BERITA TERKINI

PWI Kecam Keras Aksi Intimidasi dan Ancaman Pembunuhan Wartawan Detik.com

×

PWI Kecam Keras Aksi Intimidasi dan Ancaman Pembunuhan Wartawan Detik.com

Sebarkan artikel ini

Reporter : Poppy Setiawan

JAKARTA, Mattanews.co– Persatuan Wartawan Indonesia (PWI) pusat mengecam keras aksi intimidasi dan ancaman pembunuhan terhadap wartawan Detikcom. PWI juga meminta polisi agar segera menangkap pelaku intimidasi tersebut.

Persatuan Wartawan Indonesia mengimbau masyarakat agar sengketa pemberitaan dengan media massa dapat diselesaikan berdasarkan UU Nomor 40 Tahun 1999 tentang Pers untuk memperoleh hak jawab dan koreksi.

Bukan hanya itu, Dewan Pers juga bisa mencarikan solusi melalui mediasi. Dengan kata lain, Dewan Pers berhak memberikan penilaian atas kode etik jurnalistik serta dapat memberikan sanksi kepada media massa jika terbukti melakukan pelanggaran.

Intimidasi dan ancaman pembunuhan kepada wartawan Detikcom tersebut berawal dari berita terkait Presiden Joko Widodo pada Selasa 26 Mei 2020.

Ketika itu, Detikcom menerbitkan berita tentang rencana Presiden Joko Widodo meresmikan mall di daerah Bekasi, Jawa Barat, di tengah pandemi Virus Corona (Covid-19).

Padahal informasi tersebut didapat berdasarkan pernyataan dari Kasubbag Publikasi Eksternal Humas Sekretariat Daerah Kota Bekasi.

Berita itu dikoreksi karena ada ralat dari Kabag Humas Pemkot Bekasi yang menyebut bahwa Jokowi hanya meninjau sarana publik dalam rangka persiapan new normal setelah PSBB. Setelah koreksi itu dipublikasikan, kekerasan terhadap jurnalis Detikcom mulai terjadi.

Identitas pribadi jurnalis itu dibongkar dan dipublikasikan di media sosial, termasuk nomor telepon dan alamat rumahnya. Jejak digitalnya diumbar dan dicari-cari kesalahannya.

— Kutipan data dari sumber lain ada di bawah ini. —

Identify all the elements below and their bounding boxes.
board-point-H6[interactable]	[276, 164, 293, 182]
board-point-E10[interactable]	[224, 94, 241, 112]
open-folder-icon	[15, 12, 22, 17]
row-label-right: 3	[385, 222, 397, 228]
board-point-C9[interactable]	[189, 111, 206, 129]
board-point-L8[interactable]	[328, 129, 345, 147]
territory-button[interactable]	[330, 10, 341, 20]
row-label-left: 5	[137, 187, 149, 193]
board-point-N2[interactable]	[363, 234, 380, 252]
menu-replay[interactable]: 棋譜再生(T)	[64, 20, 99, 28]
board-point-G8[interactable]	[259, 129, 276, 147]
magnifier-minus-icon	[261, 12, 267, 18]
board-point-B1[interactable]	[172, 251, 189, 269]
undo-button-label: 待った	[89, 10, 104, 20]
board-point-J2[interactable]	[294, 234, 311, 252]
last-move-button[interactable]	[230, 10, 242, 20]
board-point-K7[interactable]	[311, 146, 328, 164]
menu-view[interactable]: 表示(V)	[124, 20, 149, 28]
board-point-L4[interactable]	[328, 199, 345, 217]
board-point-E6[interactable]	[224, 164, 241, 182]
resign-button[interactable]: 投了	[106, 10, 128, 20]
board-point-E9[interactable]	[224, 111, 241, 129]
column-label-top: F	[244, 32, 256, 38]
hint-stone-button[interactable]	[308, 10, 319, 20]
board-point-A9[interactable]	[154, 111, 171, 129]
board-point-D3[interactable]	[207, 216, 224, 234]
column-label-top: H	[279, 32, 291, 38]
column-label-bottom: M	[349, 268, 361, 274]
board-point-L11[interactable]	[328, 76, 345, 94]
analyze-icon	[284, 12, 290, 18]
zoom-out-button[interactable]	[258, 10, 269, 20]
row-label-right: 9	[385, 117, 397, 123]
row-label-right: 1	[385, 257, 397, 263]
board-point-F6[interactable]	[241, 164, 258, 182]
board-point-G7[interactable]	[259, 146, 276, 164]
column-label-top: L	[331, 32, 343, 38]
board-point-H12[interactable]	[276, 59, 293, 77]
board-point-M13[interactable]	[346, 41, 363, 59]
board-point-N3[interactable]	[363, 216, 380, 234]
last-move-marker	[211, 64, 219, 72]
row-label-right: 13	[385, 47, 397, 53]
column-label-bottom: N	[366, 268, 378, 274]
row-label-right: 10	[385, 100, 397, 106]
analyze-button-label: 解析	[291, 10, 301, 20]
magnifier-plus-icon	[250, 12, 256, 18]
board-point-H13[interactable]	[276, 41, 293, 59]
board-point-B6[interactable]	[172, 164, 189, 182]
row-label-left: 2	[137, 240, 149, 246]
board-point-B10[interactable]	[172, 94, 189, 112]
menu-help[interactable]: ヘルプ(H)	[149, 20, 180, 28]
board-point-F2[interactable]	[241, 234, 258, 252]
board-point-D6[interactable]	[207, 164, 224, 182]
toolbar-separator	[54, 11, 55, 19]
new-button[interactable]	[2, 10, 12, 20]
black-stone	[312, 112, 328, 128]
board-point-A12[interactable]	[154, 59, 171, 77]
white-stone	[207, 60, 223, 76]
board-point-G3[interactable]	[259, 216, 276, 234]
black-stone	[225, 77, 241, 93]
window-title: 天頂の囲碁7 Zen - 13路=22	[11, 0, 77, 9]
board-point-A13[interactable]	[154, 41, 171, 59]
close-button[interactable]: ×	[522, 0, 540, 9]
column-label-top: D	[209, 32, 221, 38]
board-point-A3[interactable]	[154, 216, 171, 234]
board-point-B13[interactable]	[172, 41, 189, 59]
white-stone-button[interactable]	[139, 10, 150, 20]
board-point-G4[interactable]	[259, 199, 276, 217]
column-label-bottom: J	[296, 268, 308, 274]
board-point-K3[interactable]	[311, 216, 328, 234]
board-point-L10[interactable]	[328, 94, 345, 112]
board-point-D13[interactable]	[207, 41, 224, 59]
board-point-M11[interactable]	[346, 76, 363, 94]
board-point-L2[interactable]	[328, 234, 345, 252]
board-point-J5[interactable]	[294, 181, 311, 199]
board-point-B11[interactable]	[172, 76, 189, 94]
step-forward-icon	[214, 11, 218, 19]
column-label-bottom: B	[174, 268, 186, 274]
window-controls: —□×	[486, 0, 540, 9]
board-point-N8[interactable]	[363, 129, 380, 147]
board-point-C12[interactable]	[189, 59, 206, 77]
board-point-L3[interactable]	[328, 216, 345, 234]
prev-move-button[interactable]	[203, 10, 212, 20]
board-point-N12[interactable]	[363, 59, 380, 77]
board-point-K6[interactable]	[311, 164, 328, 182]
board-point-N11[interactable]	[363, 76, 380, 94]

Dia juga menerima ancaman pembunuhan melalui pesan WhatsApp. Serangan serupa ditujukan pada redaksi media Detikcom. Rangkaian intimidasi dan ancaman terhadap wartawan itu jelas mencederai kemerdekaan pers sebagai pilar keempat demokrasi selain bertentangan dengan amanat Undang-Undang Nomor 40 Tahun 1999 tentang Pers.

Atas dasar itu, Ketua PWI Atal Sembiring Depari mengecam  keras  aksi  intimidasi  dan  ancaman  pembunuhan  terhadap   wartawan   Detikcom, mengingat, wartawan dalam menjalankan tugasnya dilindungi UU No 40/1999 tentang  Pers.

“Setiap ancaman dan penghalangan terhadap wartawan bisa dikenakan hukuman penjara selama dua tahun dan denda Rp500 juta,” kata Ketua Umum PWI Atal S Depari, melalui pernyataan tertulis, di Jakarta, kamis (28/5/2020).

“Kami juga meminta masyarakat atau siapa saja yang merasa suatu pemberitaan tidak tepat dapat menggunakan sarana yang telah diatur dalam UU Pers mengenai hak jawab dan hak koreksi,” paparnya.